А тем временем с противоположной стороны тихо захлопали отдаленные выстрелы ракет, и низкорослыми кустами стала вырастать и падать, зажигаться и тухнуть фантастическая растительность фейерверков. Тихо поднимались они над рекой, лопались и отцветали, оставляя за собой в воздухе серые сгоревшие двойники. Наконец, раздался последний взрыв, беспорядочный, как расставание человека со сном, и уже ясно стало слышно пение труб и скрипок, взвизгиванье кларнетов и частый, как похоронный звон, удар цимбал. Теперь небо было синим, вода черной, луна белой, а наши лица темно-серыми. Аполлон Безобразов вдруг взмахнул в воздухе руками, как будто выплывая из чего-то, затем это движение перешло в умелое потягивание приятно уставшего человека, и мы встали, спустились с лодки и поднялись на мост.

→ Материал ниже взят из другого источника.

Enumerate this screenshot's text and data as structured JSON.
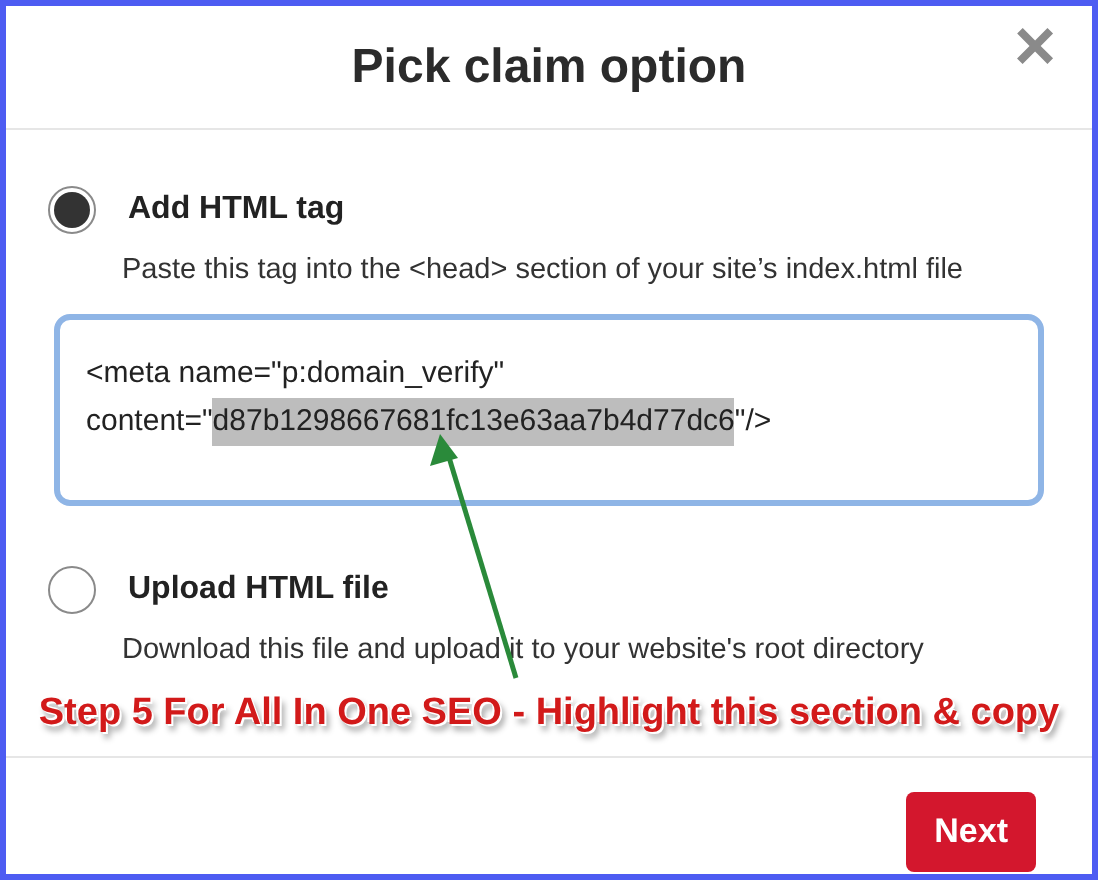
{
  "dialog": {
    "title": "Pick claim option",
    "close": "×"
  },
  "options": [
    {
      "label": "Add HTML tag",
      "description": "Paste this tag into the <head> section of your site’s index.html file",
      "selected": true,
      "kind": "tag"
    },
    {
      "label": "Upload HTML file",
      "description": "Download this file and upload it to your website's root directory",
      "selected": false,
      "kind": "file"
    }
  ],
  "tag_field": {
    "line_1": "<meta name=\"p:domain_verify\"",
    "line_2_before": "content=\"",
    "selection": "d87b1298667681fc13e63aa7b4d77dc6",
    "line_2_after": "\"/>"
  },
  "annotation": {
    "text": "Step 5 For All In One SEO - Highlight this section & copy"
  },
  "buttons": [
    {
      "label": "Next"
    }
  ]
}
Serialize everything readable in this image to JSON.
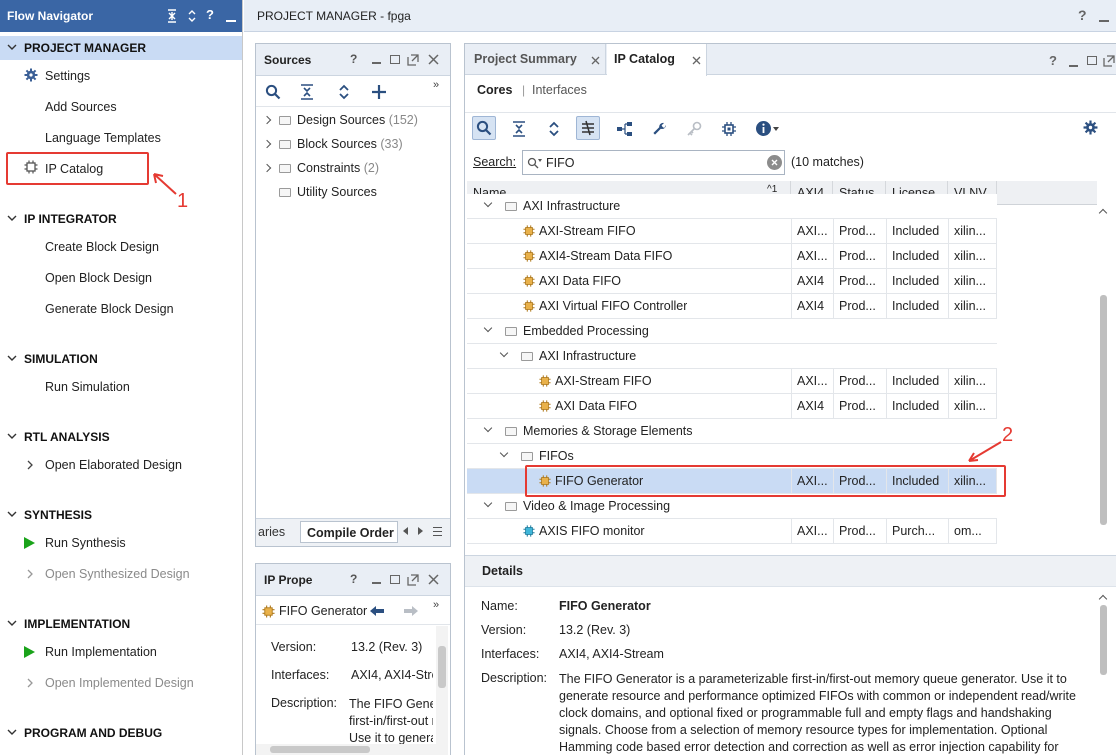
{
  "flow_navigator": {
    "title": "Flow Navigator",
    "sections": [
      {
        "key": "pm",
        "label": "PROJECT MANAGER",
        "items": [
          "Settings",
          "Add Sources",
          "Language Templates",
          "IP Catalog"
        ]
      },
      {
        "key": "ipi",
        "label": "IP INTEGRATOR",
        "items": [
          "Create Block Design",
          "Open Block Design",
          "Generate Block Design"
        ]
      },
      {
        "key": "sim",
        "label": "SIMULATION",
        "items": [
          "Run Simulation"
        ]
      },
      {
        "key": "rtl",
        "label": "RTL ANALYSIS",
        "items": [
          "Open Elaborated Design"
        ]
      },
      {
        "key": "syn",
        "label": "SYNTHESIS",
        "items": [
          "Run Synthesis",
          "Open Synthesized Design"
        ]
      },
      {
        "key": "impl",
        "label": "IMPLEMENTATION",
        "items": [
          "Run Implementation",
          "Open Implemented Design"
        ]
      },
      {
        "key": "pgm",
        "label": "PROGRAM AND DEBUG",
        "items": []
      }
    ]
  },
  "annotations": {
    "one": "1",
    "two": "2"
  },
  "project_manager": {
    "title": "PROJECT MANAGER - fpga"
  },
  "sources": {
    "title": "Sources",
    "tree": [
      {
        "label": "Design Sources",
        "count": "(152)"
      },
      {
        "label": "Block Sources",
        "count": "(33)"
      },
      {
        "label": "Constraints",
        "count": "(2)"
      },
      {
        "label": "Utility Sources",
        "count": ""
      }
    ],
    "tabs": {
      "left": "aries",
      "active": "Compile Order"
    }
  },
  "ip_props": {
    "title": "IP Prope",
    "name": "FIFO Generator",
    "version_k": "Version:",
    "version_v": "13.2 (Rev. 3)",
    "interfaces_k": "Interfaces:",
    "interfaces_v": "AXI4, AXI4-Strea",
    "desc_k": "Description:",
    "desc_l1": "The FIFO Gener",
    "desc_l2": "first-in/first-out r",
    "desc_l3": "Use it to genera"
  },
  "catalog": {
    "tabs": [
      "Project Summary",
      "IP Catalog"
    ],
    "subtabs": {
      "cores": "Cores",
      "sep": "|",
      "interfaces": "Interfaces"
    },
    "search_label": "Search:",
    "search_value": "FIFO",
    "matches": "(10 matches)",
    "columns": {
      "name": "Name",
      "sort": "^1",
      "axi4": "AXI4",
      "status": "Status",
      "license": "License",
      "vlnv": "VLNV"
    },
    "rows": [
      {
        "type": "folder",
        "indent": 1,
        "label": "AXI Infrastructure"
      },
      {
        "type": "ip",
        "indent": 2,
        "label": "AXI-Stream FIFO",
        "axi4": "AXI...",
        "status": "Prod...",
        "license": "Included",
        "vlnv": "xilin..."
      },
      {
        "type": "ip",
        "indent": 2,
        "label": "AXI4-Stream Data FIFO",
        "axi4": "AXI...",
        "status": "Prod...",
        "license": "Included",
        "vlnv": "xilin..."
      },
      {
        "type": "ip",
        "indent": 2,
        "label": "AXI Data FIFO",
        "axi4": "AXI4",
        "status": "Prod...",
        "license": "Included",
        "vlnv": "xilin..."
      },
      {
        "type": "ip",
        "indent": 2,
        "label": "AXI Virtual FIFO Controller",
        "axi4": "AXI4",
        "status": "Prod...",
        "license": "Included",
        "vlnv": "xilin..."
      },
      {
        "type": "folder",
        "indent": 1,
        "label": "Embedded Processing"
      },
      {
        "type": "folder",
        "indent": 2,
        "label": "AXI Infrastructure"
      },
      {
        "type": "ip",
        "indent": 3,
        "label": "AXI-Stream FIFO",
        "axi4": "AXI...",
        "status": "Prod...",
        "license": "Included",
        "vlnv": "xilin..."
      },
      {
        "type": "ip",
        "indent": 3,
        "label": "AXI Data FIFO",
        "axi4": "AXI4",
        "status": "Prod...",
        "license": "Included",
        "vlnv": "xilin..."
      },
      {
        "type": "folder",
        "indent": 1,
        "label": "Memories & Storage Elements"
      },
      {
        "type": "folder",
        "indent": 2,
        "label": "FIFOs"
      },
      {
        "type": "ip",
        "indent": 3,
        "label": "FIFO Generator",
        "axi4": "AXI...",
        "status": "Prod...",
        "license": "Included",
        "vlnv": "xilin...",
        "selected": true
      },
      {
        "type": "folder",
        "indent": 1,
        "label": "Video & Image Processing"
      },
      {
        "type": "ip",
        "indent": 2,
        "label": "AXIS FIFO monitor",
        "axi4": "AXI...",
        "status": "Prod...",
        "license": "Purch...",
        "vlnv": "om..."
      }
    ]
  },
  "details": {
    "title": "Details",
    "name_k": "Name:",
    "name_v": "FIFO Generator",
    "version_k": "Version:",
    "version_v": "13.2 (Rev. 3)",
    "interfaces_k": "Interfaces:",
    "interfaces_v": "AXI4, AXI4-Stream",
    "desc_k": "Description:",
    "desc_lines": [
      "The FIFO Generator is a parameterizable first-in/first-out memory queue generator. Use it to",
      "generate resource and performance optimized FIFOs with common or independent read/write",
      "clock domains, and optional fixed or programmable full and empty flags and handshaking",
      "signals.  Choose from a selection of memory resource types for implementation.  Optional",
      "Hamming code based error detection and correction as well as error injection capability for"
    ]
  },
  "colors": {
    "nav_header": "#3a66a5",
    "selection": "#c9dbf4",
    "annotation": "#e53a32",
    "run": "#1aa31a"
  }
}
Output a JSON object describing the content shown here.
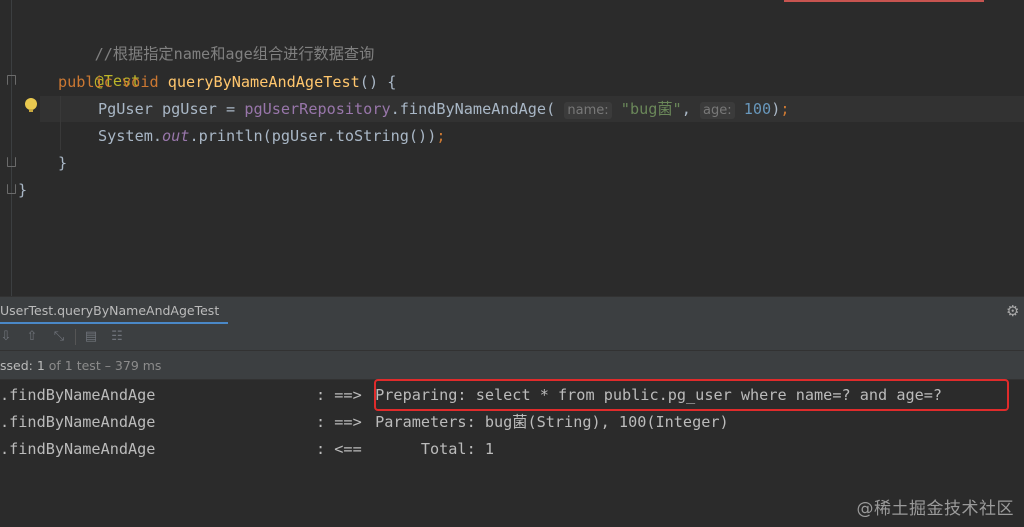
{
  "editor": {
    "comment": "//根据指定name和age组合进行数据查询",
    "annotation": "@Test",
    "line3": {
      "kw_public": "public",
      "kw_void": "void",
      "method": "queryByNameAndAgeTest",
      "rest": "() {"
    },
    "line4": {
      "type": "PgUser",
      "var": " pgUser = ",
      "repo": "pgUserRepository",
      "dot": ".",
      "call": "findByNameAndAge(",
      "hint_name": "name:",
      "arg_name": "\"bug菌\"",
      "comma": ", ",
      "hint_age": "age:",
      "arg_age": "100",
      "close": ")",
      "semi": ";"
    },
    "line5": {
      "prefix": "System.",
      "out": "out",
      "rest": ".println(pgUser.toString())",
      "semi": ";"
    },
    "line6": "}",
    "line7": "}"
  },
  "panel": {
    "tab_label": "UserTest.queryByNameAndAgeTest",
    "gear_icon": "gear-icon"
  },
  "status": {
    "passed": "ssed: 1",
    "rest": " of 1 test – 379 ms"
  },
  "console": [
    {
      "source": ".findByNameAndAge",
      "arrow": ": ==>",
      "message": " Preparing: select * from public.pg_user where name=? and age=?"
    },
    {
      "source": ".findByNameAndAge",
      "arrow": ": ==>",
      "message": " Parameters: bug菌(String), 100(Integer)"
    },
    {
      "source": ".findByNameAndAge",
      "arrow": ": <==",
      "message": "      Total: 1"
    }
  ],
  "watermark": "@稀土掘金技术社区",
  "colors": {
    "highlight_box": "#e02b2b",
    "tab_underline": "#4a88c7",
    "keyword": "#cc7832",
    "method": "#ffc66d"
  }
}
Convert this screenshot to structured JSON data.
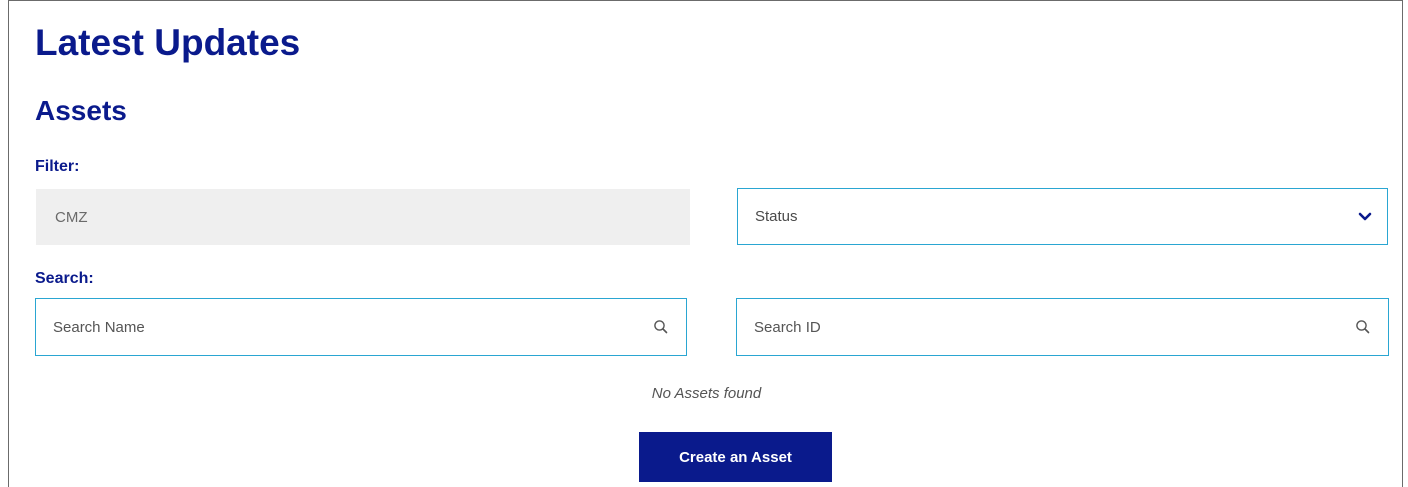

Так, подобно Дон Кихоту и Санчо Пансе, подобно Данте и Вергилию, подобно двум врагам, подобно двум приятелям, подобно двум банальным прохожим, шли мы по безлюдным улицам, по безлюдным площадям и бульварам, пока вдруг не попадали в толпу танцующих, толпу оголтелых и порозовевших, которые, разлетевшись в минуту прекращения музыки, с полуоткрытым ртом смотрели на нас, как бы ища подтверждения чему-то, предположим, тому, что сегодня праздник и все хорошо, и, не найдя его, тотчас же отворачивались прочь. По мере углубления в ночь музыканты становились все красней и веселей, будто бы толстели на глазах. Они пили пиво, отдуваясь и проливая его. Они надувались и продолжали играть с невероятным напряжением и такою же выносливостью. Казалось, лошадь заплакала бы от усталости и отошла бы, отмахиваясь, но они все продолжали играть, хотя казались уже готовыми умереть. Иногда происходила война между двумя оркестрами, старающимися переиграть друг друга: в одном были тромбон и саксофоны, в другом были однообразные старики, старавшиеся как можно больше шуметь; конечно, первые побеждали.